25/07/11
by

Editoral – The Flatting Issue

At time of writing, Uther’s flat will not have had hot water for three and a half weeks. The landlord has claimed on no fewer than six occasions that he would come round and fix it within two days. This has not yet occurred. Uther and his flatmates have been using the shower in the abandoned house next door to maintain basic standards of hygiene (Elle: “How do you get in?” Uther: “The doors are unlocked.”)

This is not an altogether uncommon experience when it comes to rental accommodation in Wellington. There are the flats with vomit splattered—inexplicably, gravity-defyingly—on the ceiling. There are the flats where the rats are so settled in, they’ve become acclimatised to humans and will attack on sight. There are the flats with cracks in the windows, holes in the roof, mould behind the curtains, no insulation.

Of course, the actual building itself is but one part of the triangle of flatting. In one corner, there’s Good Flatmates; in the other, there’s Good Flat; and, finally, there is Affordability. You can have any two corners at the expense of the third.
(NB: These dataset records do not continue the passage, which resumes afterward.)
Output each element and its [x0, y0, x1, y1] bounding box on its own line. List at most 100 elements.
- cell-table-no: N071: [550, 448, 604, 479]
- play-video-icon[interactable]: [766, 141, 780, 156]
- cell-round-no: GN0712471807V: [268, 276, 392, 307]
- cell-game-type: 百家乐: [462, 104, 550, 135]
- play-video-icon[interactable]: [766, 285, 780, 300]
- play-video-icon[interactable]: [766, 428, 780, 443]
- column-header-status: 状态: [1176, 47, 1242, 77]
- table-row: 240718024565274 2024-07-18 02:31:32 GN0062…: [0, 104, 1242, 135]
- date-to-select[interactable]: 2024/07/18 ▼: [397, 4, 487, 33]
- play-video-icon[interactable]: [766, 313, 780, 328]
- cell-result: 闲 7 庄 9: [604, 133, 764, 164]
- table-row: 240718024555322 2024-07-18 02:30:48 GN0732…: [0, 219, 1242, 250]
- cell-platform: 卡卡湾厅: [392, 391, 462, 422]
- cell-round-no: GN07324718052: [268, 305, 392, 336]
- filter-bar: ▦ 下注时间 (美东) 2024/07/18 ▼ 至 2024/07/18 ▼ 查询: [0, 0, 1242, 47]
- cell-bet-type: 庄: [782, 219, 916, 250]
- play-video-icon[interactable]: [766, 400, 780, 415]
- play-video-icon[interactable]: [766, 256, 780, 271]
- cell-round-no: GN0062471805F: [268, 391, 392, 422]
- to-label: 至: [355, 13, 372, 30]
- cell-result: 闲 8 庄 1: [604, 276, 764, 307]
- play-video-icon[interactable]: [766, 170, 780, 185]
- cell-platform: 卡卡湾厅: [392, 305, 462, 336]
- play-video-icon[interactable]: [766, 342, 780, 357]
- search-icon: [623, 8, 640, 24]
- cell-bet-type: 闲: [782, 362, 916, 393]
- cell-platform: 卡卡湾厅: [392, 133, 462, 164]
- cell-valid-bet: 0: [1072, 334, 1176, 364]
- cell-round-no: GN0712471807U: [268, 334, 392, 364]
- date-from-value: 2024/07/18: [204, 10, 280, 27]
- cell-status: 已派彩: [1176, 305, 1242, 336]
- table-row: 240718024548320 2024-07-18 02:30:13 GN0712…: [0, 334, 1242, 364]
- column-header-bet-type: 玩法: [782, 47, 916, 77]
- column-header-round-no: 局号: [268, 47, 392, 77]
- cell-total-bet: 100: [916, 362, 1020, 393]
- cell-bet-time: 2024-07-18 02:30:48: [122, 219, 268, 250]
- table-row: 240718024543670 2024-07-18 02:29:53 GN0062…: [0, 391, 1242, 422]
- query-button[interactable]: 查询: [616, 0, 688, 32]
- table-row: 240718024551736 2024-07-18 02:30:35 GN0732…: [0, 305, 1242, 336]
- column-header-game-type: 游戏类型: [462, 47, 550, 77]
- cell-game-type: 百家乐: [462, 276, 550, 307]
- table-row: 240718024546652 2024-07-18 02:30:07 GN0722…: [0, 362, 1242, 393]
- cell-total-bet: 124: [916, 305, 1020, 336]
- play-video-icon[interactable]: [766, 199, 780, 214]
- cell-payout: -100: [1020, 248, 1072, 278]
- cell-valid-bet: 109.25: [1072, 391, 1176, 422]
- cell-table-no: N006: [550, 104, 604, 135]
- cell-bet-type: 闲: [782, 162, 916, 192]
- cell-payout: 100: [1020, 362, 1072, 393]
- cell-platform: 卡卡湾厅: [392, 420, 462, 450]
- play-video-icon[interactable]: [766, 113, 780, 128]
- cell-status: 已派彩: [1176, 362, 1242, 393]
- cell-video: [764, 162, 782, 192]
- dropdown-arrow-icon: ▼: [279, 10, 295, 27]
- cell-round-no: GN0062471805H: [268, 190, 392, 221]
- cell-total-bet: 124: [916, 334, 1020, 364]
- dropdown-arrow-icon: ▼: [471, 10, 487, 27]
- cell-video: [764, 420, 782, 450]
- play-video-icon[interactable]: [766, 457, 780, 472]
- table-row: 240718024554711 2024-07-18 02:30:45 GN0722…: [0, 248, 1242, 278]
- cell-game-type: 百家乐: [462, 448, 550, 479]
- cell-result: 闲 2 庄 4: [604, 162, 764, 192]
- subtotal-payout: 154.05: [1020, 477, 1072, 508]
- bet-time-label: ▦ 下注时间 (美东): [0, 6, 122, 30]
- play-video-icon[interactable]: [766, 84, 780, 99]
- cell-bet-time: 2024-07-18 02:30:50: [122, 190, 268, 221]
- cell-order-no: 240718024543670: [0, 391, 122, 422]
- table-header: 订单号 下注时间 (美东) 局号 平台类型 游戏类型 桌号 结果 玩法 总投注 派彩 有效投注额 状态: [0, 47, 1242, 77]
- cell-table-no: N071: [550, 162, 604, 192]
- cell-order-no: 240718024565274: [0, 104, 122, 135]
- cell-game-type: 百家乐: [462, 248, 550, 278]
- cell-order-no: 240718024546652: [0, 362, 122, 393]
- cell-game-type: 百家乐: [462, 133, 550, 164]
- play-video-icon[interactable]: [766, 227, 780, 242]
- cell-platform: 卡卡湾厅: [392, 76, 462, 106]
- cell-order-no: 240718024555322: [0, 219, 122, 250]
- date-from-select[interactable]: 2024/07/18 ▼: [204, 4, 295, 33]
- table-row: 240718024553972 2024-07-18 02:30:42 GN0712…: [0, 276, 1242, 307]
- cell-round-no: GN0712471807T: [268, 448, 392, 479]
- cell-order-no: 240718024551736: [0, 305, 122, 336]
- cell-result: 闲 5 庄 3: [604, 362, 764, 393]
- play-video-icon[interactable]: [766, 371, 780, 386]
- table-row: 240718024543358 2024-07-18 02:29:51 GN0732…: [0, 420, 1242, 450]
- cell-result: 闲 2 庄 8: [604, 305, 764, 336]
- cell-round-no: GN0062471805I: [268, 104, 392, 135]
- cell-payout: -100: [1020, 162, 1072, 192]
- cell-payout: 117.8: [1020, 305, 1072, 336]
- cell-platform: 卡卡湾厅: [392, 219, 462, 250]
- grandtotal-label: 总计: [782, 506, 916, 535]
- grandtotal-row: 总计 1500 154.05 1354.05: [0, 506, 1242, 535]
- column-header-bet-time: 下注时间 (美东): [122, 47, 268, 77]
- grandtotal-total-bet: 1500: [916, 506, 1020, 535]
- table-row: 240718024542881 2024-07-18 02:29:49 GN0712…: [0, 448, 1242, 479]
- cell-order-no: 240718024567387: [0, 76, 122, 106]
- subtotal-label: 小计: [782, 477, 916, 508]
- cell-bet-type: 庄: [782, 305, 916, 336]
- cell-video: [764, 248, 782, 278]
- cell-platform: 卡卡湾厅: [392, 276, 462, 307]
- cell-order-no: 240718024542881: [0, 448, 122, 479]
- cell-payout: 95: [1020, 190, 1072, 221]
Either your flatting experiences can be worth shit, or your credit rating can. The need to eat usually balances that choice in your bank account’s favour.

Flatting is shit, sure, but you have to do it. Ignoring the somewhat pointless argument that flatting in a cold, leaky dump is a ‘character building’ (as though any such constructed ritual carries any weight with our development as people), the realities of the current evils of capitalism means that society basically insists that you rough it for your university years. What’s more, there’s something quite unsavory about people who live with their parents past the age of twenty.

As the cost of rent continues, relentlessly, to rise—six years ago, $120 a week would be the most expensive you’d see—landlords continue to at best not care and at worst be actively negligent. Flatting has become the bane of the post-first-year experience, rather than the first flap of your freedom wings into the real world sky.

This, our Flatting issue, is our attempt to bale out a bit of the brine that is flooding the good ship Rental Accommodation. If you’re in a Hall of Residence now: you have been warned. If you’re not, well, we don’t need to tell you about the banes of cohabitation. And if you live with your parents—get out.

Please do your dishes,
Elle & Uther *

About the Author ()

Uther makes theatre. Elle grew up on a boat. Together they edit Salient.